Monday, October 13th, 2008

Editorial: Only faculty should decide course policies

The course description of a UC Berkeley English class titled “The Politics and Poetics of Palestinian Resistance” was recently changed to make it more politically correct, with the most notable difference being the omission of the words “conservative thinkers are encouraged to seek other sections.”

Understandably appalled at such an exclusionary stance, University of California President Richard Atkinson wrote a letter to the UC Regents protesting the description. The president, however, should not have involved himself beyond ensuring all students feel equal access to university courses. It was wrong of him to force the description into acknowledging the creation of the Israeli state, when most of the content of the class, even its title, focuses on how Palestinians view themselves as occupied.

Neither the regents nor the president have any business involving themselves in determining individual course descriptions. They are administrators in charge of determining university-wide policies and ensuring the long-term well-being of the system. As such, they should be protecting the ability for academic discourse to occur at universities, not trying to define what academic pursuits or interpretations of history are appropriate.

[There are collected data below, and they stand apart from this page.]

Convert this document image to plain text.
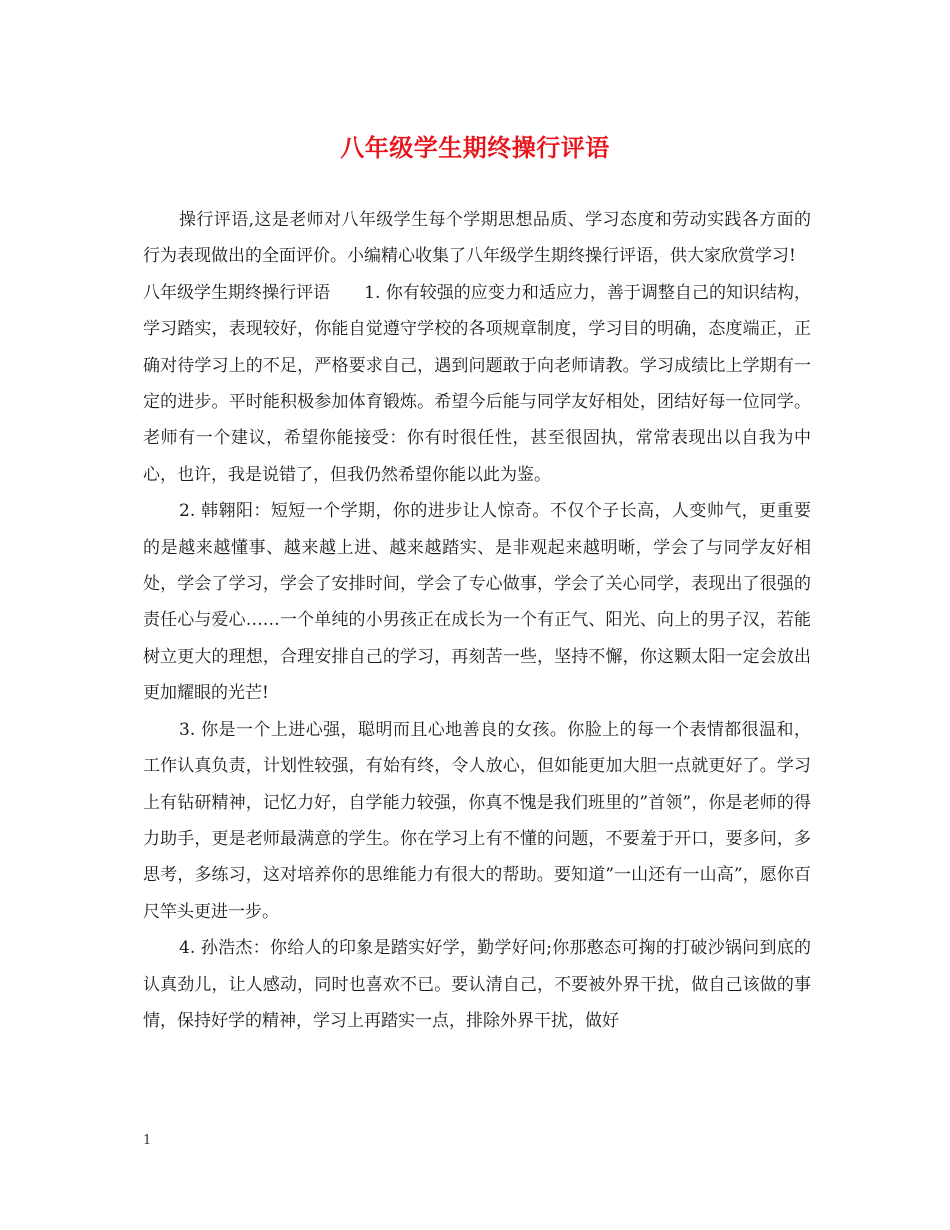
八年级学生期终操行评语

操行评语,这是老师对八年级学生每个学期思想品质、学习态度和劳动实践各方面的行为表现做出的全面评价。小编精心收集了八年级学生期终操行评语，供大家欣赏学习!

八年级学生期终操行评语　　1. 你有较强的应变力和适应力，善于调整自己的知识结构，学习踏实，表现较好，你能自觉遵守学校的各项规章制度，学习目的明确，态度端正，正确对待学习上的不足，严格要求自己，遇到问题敢于向老师请教。学习成绩比上学期有一定的进步。平时能积极参加体育锻炼。希望今后能与同学友好相处，团结好每一位同学。老师有一个建议，希望你能接受：你有时很任性，甚至很固执，常常表现出以自我为中心，也许，我是说错了，但我仍然希望你能以此为鉴。

2. 韩翱阳：短短一个学期，你的进步让人惊奇。不仅个子长高，人变帅气，更重要的是越来越懂事、越来越上进、越来越踏实、是非观起来越明晰，学会了与同学友好相处，学会了学习，学会了安排时间，学会了专心做事，学会了关心同学，表现出了很强的责任心与爱心……一个单纯的小男孩正在成长为一个有正气、阳光、向上的男子汉，若能树立更大的理想，合理安排自己的学习，再刻苦一些，坚持不懈，你这颗太阳一定会放出更加耀眼的光芒!

3. 你是一个上进心强，聪明而且心地善良的女孩。你脸上的每一个表情都很温和，工作认真负责，计划性较强，有始有终，令人放心，但如能更加大胆一点就更好了。学习上有钻研精神，记忆力好，自学能力较强，你真不愧是我们班里的”首领”，你是老师的得力助手，更是老师最满意的学生。你在学习上有不懂的问题，不要羞于开口，要多问，多思考，多练习，这对培养你的思维能力有很大的帮助。要知道”一山还有一山高”，愿你百尺竿头更进一步。

4. 孙浩杰：你给人的印象是踏实好学，勤学好问;你那憨态可掬的打破沙锅问到底的认真劲儿，让人感动，同时也喜欢不已。要认清自己，不要被外界干扰，做自己该做的事情，保持好学的精神，学习上再踏实一点，排除外界干扰，做好

1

This responsibility belongs to the faculty at each UC; they already have an organized means of addressing these issues in the form of the Academic Senate. And though Atkinson is allowing the Senate to conduct its own review of the course description approval procedures, it should stop there. He should not levy his pressure as president to change policies so they’re reflective of his own beliefs.

The foundation of a university is to promote new insight, even if its on sensitive subjects. Unless students and professors are allowed to challenge popular beliefs and introduce new knowledge, the concept of academics itself is lost.